July 17, 2011 James Riley

The Tar and the Feather

Revolutions aren’t fought by hoping for the best in people.

In that final stretch leading to the American Revolution, from 1770 to 1775, there were certain conversations that had to be conducted in secret. Certain friendships had to be sealed with something very much like a solemn oath. The largely peaceful pattern we have of elections in this country and our commitment to an orderly hearing of all sides was purchased by people who, for the sake of the cause, had to be absolutely intolerant of deviation from the course.

Think about it: In 1772, when a British revenue schooner, the Gaspee, was boarding coastal vessels, abusing their crews, stealing their merchandise, and mocking due process, the hundreds of Rhode Island men who boarded and destroyed the ship were so silent about the affair that a British investigation couldn’t find one credible witness to point a finger.  The inquiry came to absolutely nothing.  Imagine that — hundreds of men involved in what would today be called a crime against government property and an assault on government officials, and no one mentions a word about it.    Then as now, the investigators had the power to offer inducements of all sorts to testify and no one came forward.

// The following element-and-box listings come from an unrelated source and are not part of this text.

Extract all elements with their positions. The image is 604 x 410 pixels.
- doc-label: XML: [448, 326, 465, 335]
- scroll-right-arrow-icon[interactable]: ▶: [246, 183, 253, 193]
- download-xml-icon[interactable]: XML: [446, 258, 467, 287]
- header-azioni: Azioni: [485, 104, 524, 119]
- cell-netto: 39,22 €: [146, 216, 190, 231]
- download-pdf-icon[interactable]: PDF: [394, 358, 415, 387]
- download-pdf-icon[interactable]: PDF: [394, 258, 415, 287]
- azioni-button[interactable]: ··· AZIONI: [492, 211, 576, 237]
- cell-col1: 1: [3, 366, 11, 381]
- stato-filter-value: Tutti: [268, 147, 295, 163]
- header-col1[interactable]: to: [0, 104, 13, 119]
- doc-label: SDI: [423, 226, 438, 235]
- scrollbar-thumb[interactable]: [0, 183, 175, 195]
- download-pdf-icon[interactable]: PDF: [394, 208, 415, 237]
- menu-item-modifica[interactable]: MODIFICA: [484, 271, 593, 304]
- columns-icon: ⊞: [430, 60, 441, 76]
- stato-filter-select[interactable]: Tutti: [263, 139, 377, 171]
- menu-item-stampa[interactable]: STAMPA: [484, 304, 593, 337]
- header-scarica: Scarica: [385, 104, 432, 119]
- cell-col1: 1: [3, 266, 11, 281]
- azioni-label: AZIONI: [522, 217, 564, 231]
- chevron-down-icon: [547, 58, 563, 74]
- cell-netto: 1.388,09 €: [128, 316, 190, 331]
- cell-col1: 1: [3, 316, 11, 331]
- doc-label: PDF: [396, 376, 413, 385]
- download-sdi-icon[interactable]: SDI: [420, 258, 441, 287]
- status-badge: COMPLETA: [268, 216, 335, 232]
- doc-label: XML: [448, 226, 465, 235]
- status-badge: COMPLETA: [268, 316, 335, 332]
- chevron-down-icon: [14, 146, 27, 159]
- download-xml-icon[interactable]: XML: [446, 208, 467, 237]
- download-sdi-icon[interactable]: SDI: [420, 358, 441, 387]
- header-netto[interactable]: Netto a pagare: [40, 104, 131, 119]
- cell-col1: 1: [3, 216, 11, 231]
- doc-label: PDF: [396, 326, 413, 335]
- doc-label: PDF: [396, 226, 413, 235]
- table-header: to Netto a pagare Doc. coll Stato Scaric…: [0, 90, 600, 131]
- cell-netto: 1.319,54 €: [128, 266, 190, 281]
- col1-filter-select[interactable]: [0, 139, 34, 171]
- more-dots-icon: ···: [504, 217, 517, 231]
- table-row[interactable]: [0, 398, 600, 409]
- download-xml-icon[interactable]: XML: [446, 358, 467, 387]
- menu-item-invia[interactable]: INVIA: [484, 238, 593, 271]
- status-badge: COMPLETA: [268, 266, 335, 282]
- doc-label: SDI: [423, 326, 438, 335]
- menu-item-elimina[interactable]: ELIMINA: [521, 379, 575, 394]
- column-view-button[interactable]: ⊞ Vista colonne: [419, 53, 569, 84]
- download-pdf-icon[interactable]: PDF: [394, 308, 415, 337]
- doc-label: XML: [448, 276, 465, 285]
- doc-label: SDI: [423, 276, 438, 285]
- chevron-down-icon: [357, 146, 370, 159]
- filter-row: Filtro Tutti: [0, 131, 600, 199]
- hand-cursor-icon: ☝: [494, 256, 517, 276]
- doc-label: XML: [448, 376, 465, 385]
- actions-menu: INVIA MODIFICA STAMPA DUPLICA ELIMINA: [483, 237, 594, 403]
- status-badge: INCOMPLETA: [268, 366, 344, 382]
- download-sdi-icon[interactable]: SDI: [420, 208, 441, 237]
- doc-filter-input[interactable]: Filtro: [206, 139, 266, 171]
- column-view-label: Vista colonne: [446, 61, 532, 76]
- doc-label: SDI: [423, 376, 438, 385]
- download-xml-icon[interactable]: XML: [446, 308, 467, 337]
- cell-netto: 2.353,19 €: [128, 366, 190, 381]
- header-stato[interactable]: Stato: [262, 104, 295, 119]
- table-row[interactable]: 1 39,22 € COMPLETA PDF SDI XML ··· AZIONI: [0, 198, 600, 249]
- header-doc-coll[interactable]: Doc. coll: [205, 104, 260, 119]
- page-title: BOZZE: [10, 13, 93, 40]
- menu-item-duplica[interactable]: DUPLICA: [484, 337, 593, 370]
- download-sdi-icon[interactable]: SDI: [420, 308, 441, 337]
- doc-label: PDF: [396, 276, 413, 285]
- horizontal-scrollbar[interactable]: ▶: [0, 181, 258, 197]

The tea party itself was a marvel of such secrecy that even today, we can’t be sure who participated.   Many of those men took the secret to their graves, even after they became victors in the ultimate struggle.   The oath of secrecy they took was more important than the free drinks they might have enjoyed the rest of their lives.

This secrecy was in service to a collective virtue that was even more important in securing the victory:  solidarity, unity, singleness of purpose.   As I wrote a few weeks ago, when a citizen of Cape Anne turned informer, his life became very uncomfortable indeed.  When the God-given rights were at stake, and when the debate was finished, there wasn’t much room for waning attention to duty.   It wasn’t like signing a boycott agreement and then determining your own standard of purity.   You were in, or you were out.   My sense is that they had a pretty healthy sense of man’s depravity, and they weren’t above shunning and shaming a fellow soldier into submission.

From this vantage point, some of this makes us uncomfortable.  If a group of your neighbors were to show up on your doorstep and say, in effect, “are you with us or against us?” you might think “do I really have to get involved?”   Well, in the era leading up to the American Revolution, there was no choice.   Life was very difficult for those who couldn’t decide.   Today we make a daily virtue out of “live and let live,” and that works, then as now, for many of life’s questions.   But suppose you actually saw a magistrate utterly abuse his authority?   Suppose you saw your neighbors’ property confiscated without due process?   Suppose you were actually there when Stalin’s goons pushed farmers off their land?     Wouldn’t utter, black and white polarity, among neighbors, be a useful thing?

Certainly, it’s an uncomfortable question in the present, but in this age of clean, orderly debate, public hearings, and anemic, non-controversial church life, some folks get a  little anxious seeing the founding fathers standing over a barrel of tar and a next to a bag of feathers.

Well, I have news for you:   they were harder, meaner men than you might think, when the occasion required it.